Stephen Quildan was born in London and trained at the BRIT School, later Rambert School of Ballet and Contemporary Dance. He has performed with English National Ballet (Romeo & Juliet) at the Royal Albert Hall and Peter Schaufuss Balletten (Nøddebo Præstegård), Danish tour. Whilst at Rambert he performed in August Bournonville’s ‘Napoli’ and an excerpt from Peter Darrell’s ‘Nutcracker’. Stephen has also worked with contemporary choreographers such as Mark Baldwin (Rite of Spring) and Darren Ellis. Stephen also has performed his own work in Poland and the UK. He soon will be dancing lead roles in Pineapple Poll and Carnival of the Animals for The Chelmsford Ballet Company.
Have you always wanted to be on stage?
I have always wanted to dance, really even before I knew about the stage. When I was younger I always would ‘dance’ during the credits of films. Then my mum sent me to dance classes because I was just a little ‘off’ the music you could say (well, a lot off).
Where did you train and what was it like?
My formal training began at the BRIT School of Performing Arts and Technology. I had an amazing time there, the energy of the building, students and teachers was like nothing else. Afterwards I moved on to Rambert School of Ballet and Contemporary Dance, which was a very different experience as it was far more specialised, and more honed in on what you learnt. I think I definitely came away as a different dancer after graduating.
What was a typical day like?
At Rambert School, a typical day was a ballet and contemporary class then a supporting study such as pas de deux or improvisation, then student piece rehearsals normally followed. Student choreography was highly encouraged and I think that gave room for me to explore my own ‘voice’, throughout the three years. It also allowed for a lot of stage time, doing a range of work.

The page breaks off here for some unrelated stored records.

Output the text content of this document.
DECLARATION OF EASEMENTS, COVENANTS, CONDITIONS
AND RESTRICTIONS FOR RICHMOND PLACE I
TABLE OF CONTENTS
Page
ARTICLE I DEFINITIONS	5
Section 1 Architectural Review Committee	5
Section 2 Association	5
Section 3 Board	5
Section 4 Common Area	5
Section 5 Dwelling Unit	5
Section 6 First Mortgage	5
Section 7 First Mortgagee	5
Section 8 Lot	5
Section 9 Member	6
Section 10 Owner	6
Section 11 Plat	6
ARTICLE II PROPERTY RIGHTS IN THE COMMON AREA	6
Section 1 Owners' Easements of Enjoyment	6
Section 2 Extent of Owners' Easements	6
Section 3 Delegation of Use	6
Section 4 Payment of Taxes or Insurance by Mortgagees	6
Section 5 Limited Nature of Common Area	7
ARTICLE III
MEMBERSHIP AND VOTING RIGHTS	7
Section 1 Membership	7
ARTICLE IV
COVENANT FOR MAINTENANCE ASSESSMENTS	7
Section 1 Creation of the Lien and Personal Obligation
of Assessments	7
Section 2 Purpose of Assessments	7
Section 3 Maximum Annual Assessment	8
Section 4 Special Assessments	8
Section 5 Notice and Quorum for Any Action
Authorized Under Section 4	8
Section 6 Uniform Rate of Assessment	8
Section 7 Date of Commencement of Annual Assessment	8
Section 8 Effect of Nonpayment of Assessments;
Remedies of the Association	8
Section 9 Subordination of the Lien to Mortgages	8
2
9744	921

What is a typical day like now?
Now the days vary, as I make them. I may go to company class or a project rehearsal. I have to dedicate some time to research, whether its about opportunities or watching dance work, reading or going to an exhibition. I find this really keeps me inspired and motivated. I also have to reply to correspondence and take classes, whether they be ballet, hip hop or yoga I try and feel what my body needs at that time.
What is your favourite part of performing?
The thrill of the challenge. I know for me when the hard work pays off and you feel you have really achieved something on stage that is the greatest feeling.
And the worst?
Nerves. They come in waves but sometimes they can be terrifying, but I have different ways of occupying myself to stay focused.
What advice would you offer to an aspiring performer?
Always stay passionate because that is what will make it easiest. Look after yourself physically and mentally. Mentally can be the toughest part, as to be a performer, especially a dancer, is to always be told you must do more, be better. This has left me feeling inadequate before, however I think connecting back to that passion and joy can make it somewhat easier to keep going.
What’s next for you?
I’m excited to perform with The Chelmsford Ballet Company from 18-21 March in Chelmsford. There is some great choreography by both Chris Marney and Annette Potter, which makes my job so fun. There are some great things approaching in the pipeline but I can’t say just yet.
Do you have any pre-show rituals?
I like to take my time to get ready, carefully putting on the costume and make-up really calms me. The whole getting ready process helps. If I run out of time I can feel uncomfortable,
What do you most look forward to about performing?
I look forward to being able to tell a story, whether narrative to abstract, to try and leave an impression on an audience through my on stage experience. Also to having fun with the other dancers around me, as the stage is a unique and special place.